Chikatani Kenichi, Chika Noriyasu, Tanabe Noriko, Mori Yoshiko, Suzuki Okihide, Matsuyama Takatoshi, Ishibashi Keiichiro, Eguchi Hidetaka, Okazaki Yasushi, Yamaguchi Tatsuro, Ishida Hideyuki
Department of Digestive Tract and General Surgery, Saitama Medical Center, Saitama Medical University, Kawagoe, Japan.
Department of Clinical Genetics, Saitama Medical Center, Saitama Medical University, Kawagoe, Japan.
J Anus Rectum Colon. 2025 Jan 25;9(1):145-155. doi: 10.23922/jarc.2024-092. eCollection 2025.
Mismatch repair (MMR)-deficient (dMMR) colorectal cancer (CRC) have been largely categorized into three subtypes: methylated, Lynch syndrome (LS)-associated, and Lynch-like syndrome (LLS)-associated. No studies have examined the prevalence and subtypes of synchronously diagnosed dMMR CRCs in detail. Therefore, this study aimed to examine the frequency and molecular characteristics of the dMMR status among multiple synchronous CRCs to clarify the clinical significance of identifying patients with such tumors.
Immunohistochemistry (IHC) of MMR proteins (MLH1, MSH2, MSH6, and PMS2) was performed for surgically and endoscopically resected (in conjunction with surgical resection) lesions from consecutive patients with initially diagnosed multiple synchronous CRCs between July 2014 and June 2020. When necessary, -methylation analysis and testing of germline and somatic MMR genes were performed.
In total, 133 patients (33 females) had 309 lesions. The combinations of synchronous tumor sites were the left-sided colon/rectum only (n=67, 50.4%), both the right-sided colon and left-sided colon/rectum (n=42, 31.6%), and the right-sided colon only (n=24, 18.0%). IHC showed a loss of expression of at least one MMR protein in 10 (7.5%) of 133 patients and 17 (5.5%) of 309 lesions. Molecular analysis revealed that these 10 patients were categorized as having -methylated (n=5, 3.8% of all patients), LS-associated (n=4, 3.0%), or LLS-associated (n=1, 0.8%) CRC.
Our data will be useful for genetic counseling in patients with synchronous CRCs suspected of having LS. Screening for LS using IHC for MMR proteins in individuals with multiple synchronous CRCs is an effective approach.
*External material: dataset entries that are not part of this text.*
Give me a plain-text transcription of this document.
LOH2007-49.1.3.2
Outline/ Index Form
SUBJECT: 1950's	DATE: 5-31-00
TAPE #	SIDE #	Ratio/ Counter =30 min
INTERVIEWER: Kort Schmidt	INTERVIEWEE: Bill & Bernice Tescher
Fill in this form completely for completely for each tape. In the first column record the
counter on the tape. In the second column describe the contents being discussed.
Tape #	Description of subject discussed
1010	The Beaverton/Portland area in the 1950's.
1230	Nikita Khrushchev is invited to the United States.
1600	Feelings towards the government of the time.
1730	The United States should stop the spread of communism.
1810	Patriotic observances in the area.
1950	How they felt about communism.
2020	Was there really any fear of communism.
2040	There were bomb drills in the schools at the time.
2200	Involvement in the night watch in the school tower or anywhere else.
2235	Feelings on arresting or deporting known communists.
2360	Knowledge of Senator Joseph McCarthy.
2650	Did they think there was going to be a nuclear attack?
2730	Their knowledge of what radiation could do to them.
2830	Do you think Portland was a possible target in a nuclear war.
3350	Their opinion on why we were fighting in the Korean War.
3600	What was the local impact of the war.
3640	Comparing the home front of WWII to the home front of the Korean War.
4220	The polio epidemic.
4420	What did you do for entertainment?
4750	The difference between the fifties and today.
错配修复(MMR)缺陷(dMMR)的结直肠癌(CRC)主要分为三种亚型:甲基化型、林奇综合征(LS)相关型和林奇样综合征(LLS)相关型。尚无研究详细探讨同步诊断的dMMR CRC的患病率及亚型。因此,本研究旨在检查多个同步性CRC中dMMR状态的频率和分子特征,以阐明识别此类肿瘤患者的临床意义。
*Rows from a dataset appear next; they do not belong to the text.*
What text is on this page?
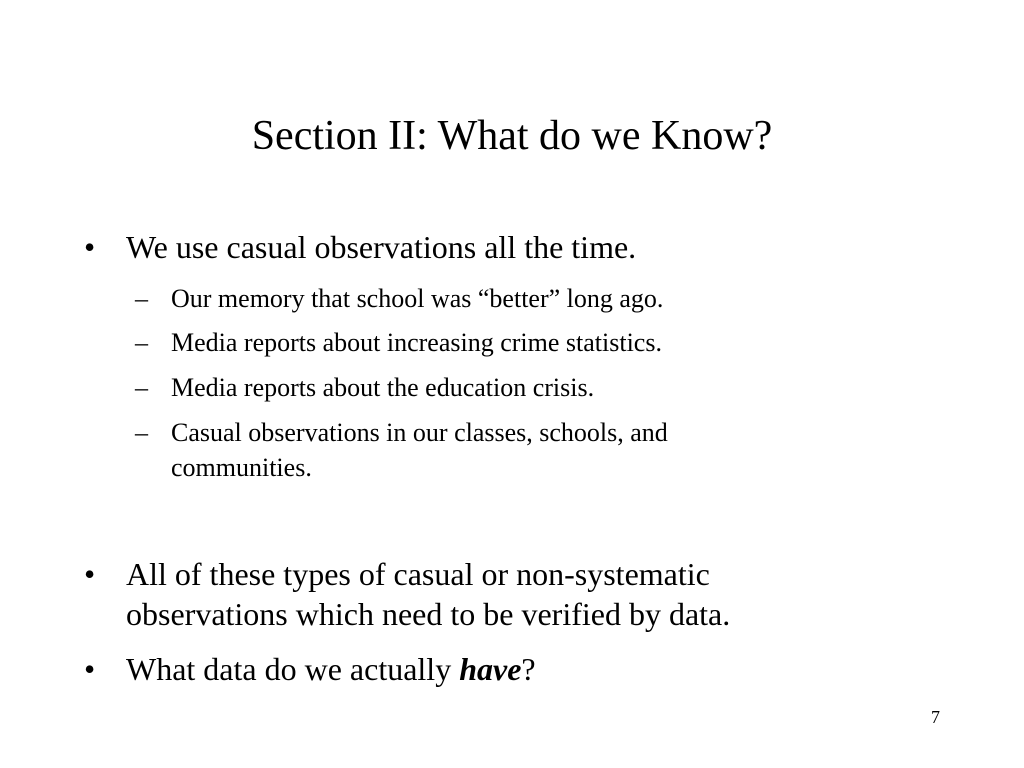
Section II: What do we Know?
• We use casual observations all the time.
– Our memory that school was “better” long ago.
– Media reports about increasing crime statistics.
– Media reports about the education crisis.
– Casual observations in our classes, schools, and
communities.
• All of these types of casual or non-systematic
observations which need to be verified by data.
• What data do we actually have?
7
对2014年7月至2020年6月期间最初诊断为多个同步性CRC的连续患者经手术和内镜切除(结合手术切除)的病变进行MMR蛋白(MLH1、MSH2、MSH6和PMS2)的免疫组织化学(IHC)检测。必要时,进行甲基化分析以及种系和体细胞MMR基因检测。
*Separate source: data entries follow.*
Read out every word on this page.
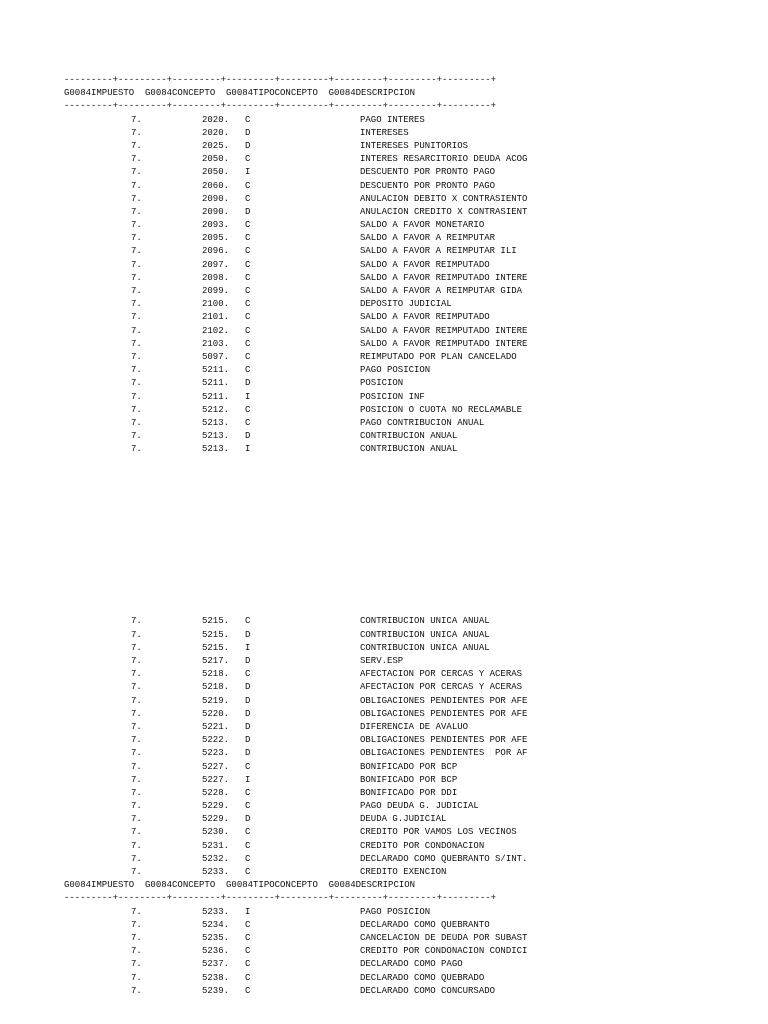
---------+---------+---------+---------+---------+---------+---------+---------+
G0084IMPUESTO  G0084CONCEPTO  G0084TIPOCONCEPTO  G0084DESCRIPCION
---------+---------+---------+---------+---------+---------+---------+---------+
7.	2020. C	PAGO INTERES
7.	2020. D	INTERESES
7.	2025. D	INTERESES PUNITORIOS
7.	2050. C	INTERES RESARCITORIO DEUDA ACOG
7.	2050. I	DESCUENTO POR PRONTO PAGO
7.	2060. C	DESCUENTO POR PRONTO PAGO
7.	2090. C	ANULACION DEBITO X CONTRASIENTO
7.	2090. D	ANULACION CREDITO X CONTRASIENT
7.	2093. C	SALDO A FAVOR MONETARIO
7.	2095. C	SALDO A FAVOR A REIMPUTAR
7.	2096. C	SALDO A FAVOR A REIMPUTAR ILI
7.	2097. C	SALDO A FAVOR REIMPUTADO
7.	2098. C	SALDO A FAVOR REIMPUTADO INTERE
7.	2099. C	SALDO A FAVOR A REIMPUTAR GIDA
7.	2100. C	DEPOSITO JUDICIAL
7.	2101. C	SALDO A FAVOR REIMPUTADO
7.	2102. C	SALDO A FAVOR REIMPUTADO INTERE
7.	2103. C	SALDO A FAVOR REIMPUTADO INTERE
7.	5097. C	REIMPUTADO POR PLAN CANCELADO
7.	5211. C	PAGO POSICION
7.	5211. D	POSICION
7.	5211. I	POSICION INF
7.	5212. C	POSICION O CUOTA NO RECLAMABLE
7.	5213. C	PAGO CONTRIBUCION ANUAL
7.	5213. D	CONTRIBUCION ANUAL
7.	5213. I	CONTRIBUCION ANUAL
7.	5215. C	CONTRIBUCION UNICA ANUAL
7.	5215. D	CONTRIBUCION UNICA ANUAL
7.	5215. I	CONTRIBUCION UNICA ANUAL
7.	5217. D	SERV.ESP
7.	5218. C	AFECTACION POR CERCAS Y ACERAS
7.	5218. D	AFECTACION POR CERCAS Y ACERAS
7.	5219. D	OBLIGACIONES PENDIENTES POR AFE
7.	5220. D	OBLIGACIONES PENDIENTES POR AFE
7.	5221. D	DIFERENCIA DE AVALUO
7.	5222. D	OBLIGACIONES PENDIENTES POR AFE
7.	5223. D	OBLIGACIONES PENDIENTES  POR AF
7.	5227. C	BONIFICADO POR BCP
7.	5227. I	BONIFICADO POR BCP
7.	5228. C	BONIFICADO POR DDI
7.	5229. C	PAGO DEUDA G. JUDICIAL
7.	5229. D	DEUDA G.JUDICIAL
7.	5230. C	CREDITO POR VAMOS LOS VECINOS
7.	5231. C	CREDITO POR CONDONACION
7.	5232. C	DECLARADO COMO QUEBRANTO S/INT.
7.	5233. C	CREDITO EXENCION
G0084IMPUESTO  G0084CONCEPTO  G0084TIPOCONCEPTO  G0084DESCRIPCION
---------+---------+---------+---------+---------+---------+---------+---------+
7.	5233. I	PAGO POSICION
7.	5234. C	DECLARADO COMO QUEBRANTO
7.	5235. C	CANCELACION DE DEUDA POR SUBAST
7.	5236. C	CREDITO POR CONDONACION CONDICI
7.	5237. C	DECLARADO COMO PAGO
7.	5238. C	DECLARADO COMO QUEBRADO
7.	5239. C	DECLARADO COMO CONCURSADO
共有133例患者(33例女性)有309个病变。同步肿瘤部位的组合为仅左侧结肠/直肠(n = 67,50.4%)、右侧结肠和左侧结肠/直肠均有(n = 42,31.6%)以及仅右侧结肠(n = 24,18.0%)。免疫组化显示,133例患者中有10例(7.5%)、309个病变中有17个(5.5%)至少一种MMR蛋白表达缺失。分子分析显示,这10例患者被分类为甲基化型(n = 5,占所有患者的3.8%)、LS相关型(n = 4,3.0%)或LLS相关型(n = 1,0.8%)CRC。
我们的数据将有助于对疑似患有LS的同步性CRC患者进行遗传咨询。对多个同步性CRC患者使用MMR蛋白免疫组化筛查LS是一种有效的方法。